Jan Henderikse (b. 1937 Delft, The Netherlands), together with Henk Peeters, Armando and his great friend Jan Schoonhoven founded NUL in 1960, the Dutch ‘branch’ of the international ZERO movement.

 

In 1960 Jan Henderikse signed the Oberkasseler Brücke in his new hometown of Düsseldorf. This act marks an artistic departure in his life. He had left the Netherlands and his native city of Delft the previous year. He had also left painting permanently behind him. Interesting developments were afoot in Düsseldorf.

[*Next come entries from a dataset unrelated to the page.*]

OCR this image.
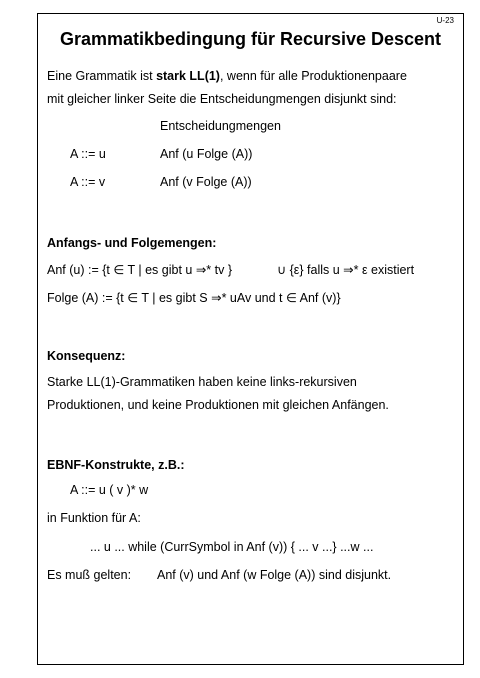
U-23
Grammatikbedingung für Recursive Descent
Eine Grammatik ist stark LL(1), wenn für alle Produktionenpaare
mit gleicher linker Seite die Entscheidungmengen disjunkt sind:
Entscheidungmengen
A ::= u	Anf (u Folge (A))
A ::= v	Anf (v Folge (A))
Anfangs- und Folgemengen:
Anf (u) := {t ∈ T | es gibt u ⇒* tv }	∪ {ε} falls u ⇒* ε existiert
Folge (A) := {t ∈ T | es gibt S ⇒* uAv und t ∈ Anf (v)}
Konsequenz:
Starke LL(1)-Grammatiken haben keine links-rekursiven
Produktionen, und keine Produktionen mit gleichen Anfängen.
EBNF-Konstrukte, z.B.:
A ::= u ( v )* w
in Funktion für A:
... u ... while (CurrSymbol in Anf (v)) { ... v ...} ...w ...
Es muß gelten: Anf (v) und Anf (w Folge (A)) sind disjunkt.
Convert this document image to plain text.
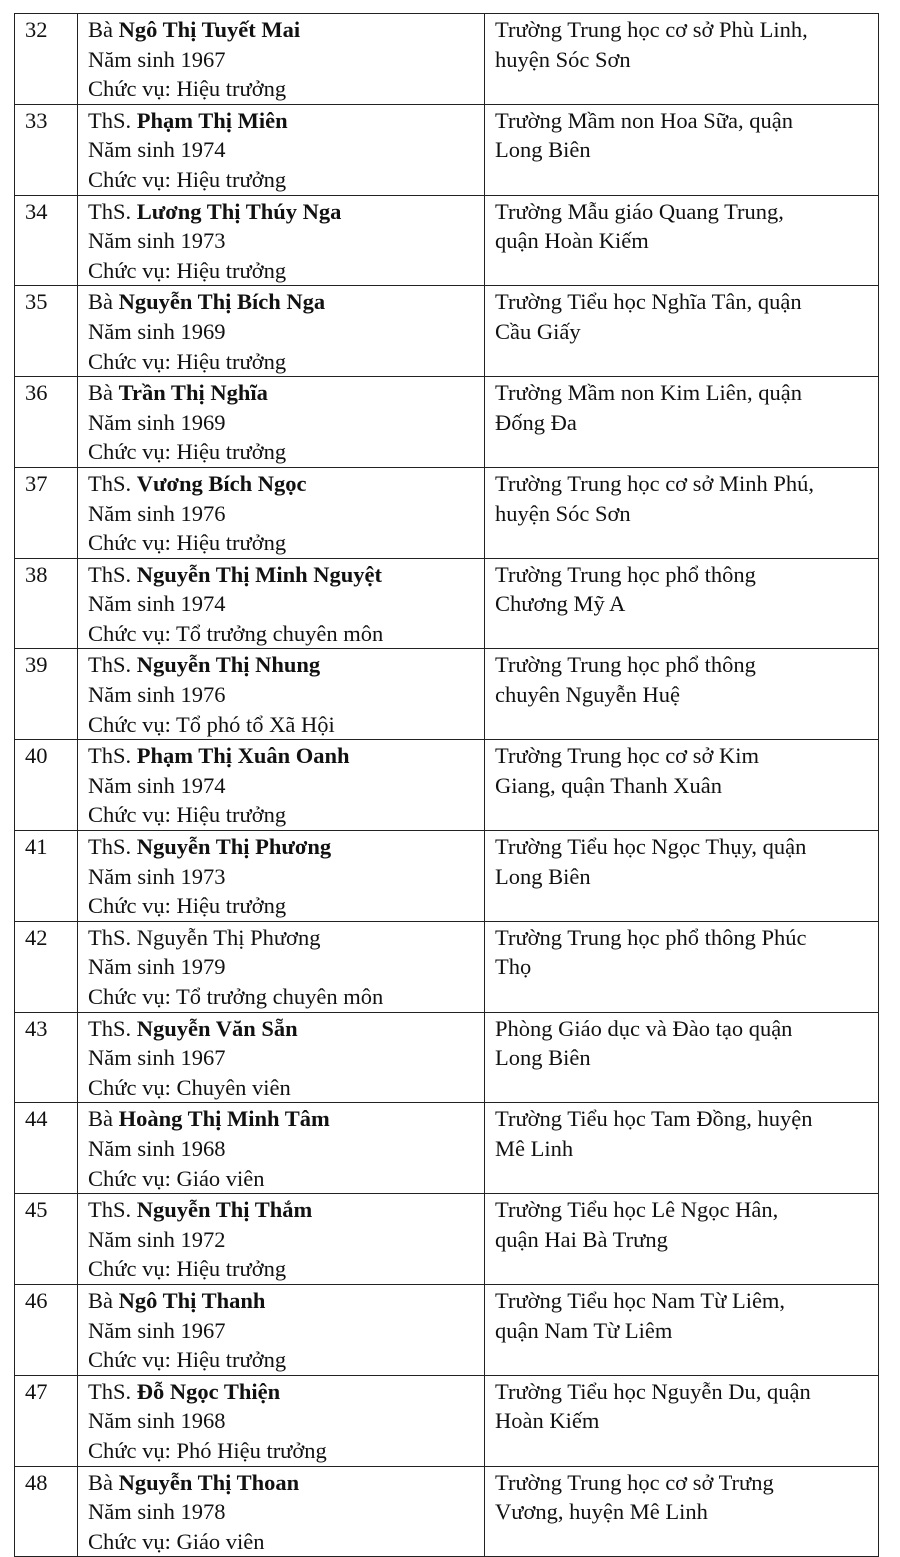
32	Bà Ngô Thị Tuyết Mai
Năm sinh 1967
Chức vụ: Hiệu trưởng	Trường Trung học cơ sở Phù Linh,
huyện Sóc Sơn

33	ThS. Phạm Thị Miên
Năm sinh 1974
Chức vụ: Hiệu trưởng	Trường Mầm non Hoa Sữa, quận
Long Biên

34	ThS. Lương Thị Thúy Nga
Năm sinh 1973
Chức vụ: Hiệu trưởng	Trường Mẫu giáo Quang Trung,
quận Hoàn Kiếm

35	Bà Nguyễn Thị Bích Nga
Năm sinh 1969
Chức vụ: Hiệu trưởng	Trường Tiểu học Nghĩa Tân, quận
Cầu Giấy

36	Bà Trần Thị Nghĩa
Năm sinh 1969
Chức vụ: Hiệu trưởng	Trường Mầm non Kim Liên, quận
Đống Đa

37	ThS. Vương Bích Ngọc
Năm sinh 1976
Chức vụ: Hiệu trưởng	Trường Trung học cơ sở Minh Phú,
huyện Sóc Sơn

38	ThS. Nguyễn Thị Minh Nguyệt
Năm sinh 1974
Chức vụ: Tổ trưởng chuyên môn	Trường Trung học phổ thông
Chương Mỹ A

39	ThS. Nguyễn Thị Nhung
Năm sinh 1976
Chức vụ: Tổ phó tổ Xã Hội	Trường Trung học phổ thông
chuyên Nguyễn Huệ

40	ThS. Phạm Thị Xuân Oanh
Năm sinh 1974
Chức vụ: Hiệu trưởng	Trường Trung học cơ sở Kim
Giang, quận Thanh Xuân

41	ThS. Nguyễn Thị Phương
Năm sinh 1973
Chức vụ: Hiệu trưởng	Trường Tiểu học Ngọc Thụy, quận
Long Biên

42	ThS. Nguyễn Thị Phương
Năm sinh 1979
Chức vụ: Tổ trưởng chuyên môn	Trường Trung học phổ thông Phúc
Thọ

43	ThS. Nguyễn Văn Sẵn
Năm sinh 1967
Chức vụ: Chuyên viên	Phòng Giáo dục và Đào tạo quận
Long Biên

44	Bà Hoàng Thị Minh Tâm
Năm sinh 1968
Chức vụ: Giáo viên	Trường Tiểu học Tam Đồng, huyện
Mê Linh

45	ThS. Nguyễn Thị Thắm
Năm sinh 1972
Chức vụ: Hiệu trưởng	Trường Tiểu học Lê Ngọc Hân,
quận Hai Bà Trưng

46	Bà Ngô Thị Thanh
Năm sinh 1967
Chức vụ: Hiệu trưởng	Trường Tiểu học Nam Từ Liêm,
quận Nam Từ Liêm

47	ThS. Đỗ Ngọc Thiện
Năm sinh 1968
Chức vụ: Phó Hiệu trưởng	Trường Tiểu học Nguyễn Du, quận
Hoàn Kiếm

48	Bà Nguyễn Thị Thoan
Năm sinh 1978
Chức vụ: Giáo viên	Trường Trung học cơ sở Trưng
Vương, huyện Mê Linh
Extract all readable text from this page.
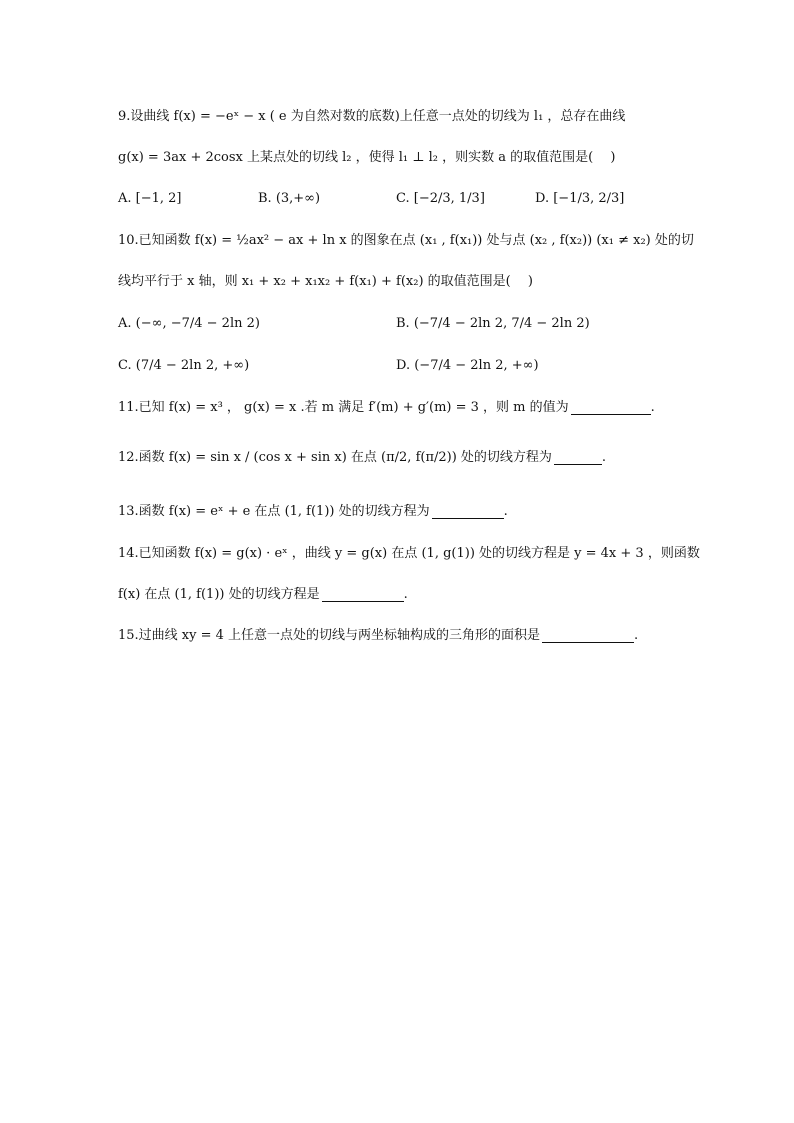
9.设曲线 f(x) = −eˣ − x ( e 为自然对数的底数)上任意一点处的切线为 l₁ ，总存在曲线
g(x) = 3ax + 2cosx 上某点处的切线 l₂ ，使得 l₁ ⊥ l₂ ，则实数 a 的取值范围是(　 )
A. [−1, 2]	B. (3,+∞)	C. [−2/3, 1/3]	D. [−1/3, 2/3]
10.已知函数 f(x) = ½ax² − ax + ln x 的图象在点 (x₁ , f(x₁)) 处与点 (x₂ , f(x₂)) (x₁ ≠ x₂) 处的切
线均平行于 x 轴，则 x₁ + x₂ + x₁x₂ + f(x₁) + f(x₂) 的取值范围是(　 )
A. (−∞, −7/4 − 2ln 2)	B. (−7/4 − 2ln 2, 7/4 − 2ln 2)
C. (7/4 − 2ln 2, +∞)	D. (−7/4 − 2ln 2, +∞)
11.已知 f(x) = x³ ， g(x) = x .若 m 满足 f′(m) + g′(m) = 3 ，则 m 的值为	.
12.函数 f(x) = sin x / (cos x + sin x) 在点 (π/2, f(π/2)) 处的切线方程为	.
13.函数 f(x) = eˣ + e 在点 (1, f(1)) 处的切线方程为	.
14.已知函数 f(x) = g(x) · eˣ ，曲线 y = g(x) 在点 (1, g(1)) 处的切线方程是 y = 4x + 3 ，则函数
f(x) 在点 (1, f(1)) 处的切线方程是	.
15.过曲线 xy = 4 上任意一点处的切线与两坐标轴构成的三角形的面积是	.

ZERO was founded there by Heinz Mack and Otto Piene and Uecker joins them.

 

ZERO in Germany, NUL in the Netherlands, AZIMUTH in Italy and NOUVEAU RÉALISME in France: movements with parallel ways of thinking and objectives and with friendly connections. What they have in common is the rejection of the art of painting and of colour in general. It has to be monochrome and preferably white. Further important characteristics are seriality (mass-production-style manufacture of works of art) and repetition (repeating the same pattern).

 

For Henderikse art is not so much an object but rather an idea. He starts with objects that already exist and that were not produced as art. Corks, license plates, coins, odds and ends: Henderikse assembles them into reliefs. He is the ‘ready-mades’ man. Creating art by not making it yourself is actually his ultimate challenge. After all, for Jan Henderikse art is more an idea rather than an object.

 

Henderikse lives in Curacao, Antwerp and New York City. He was a principle participant in the important 2015 Guggenheim exhibition, “ZERO: Countdown to Tomorrow, 1950s-60s”.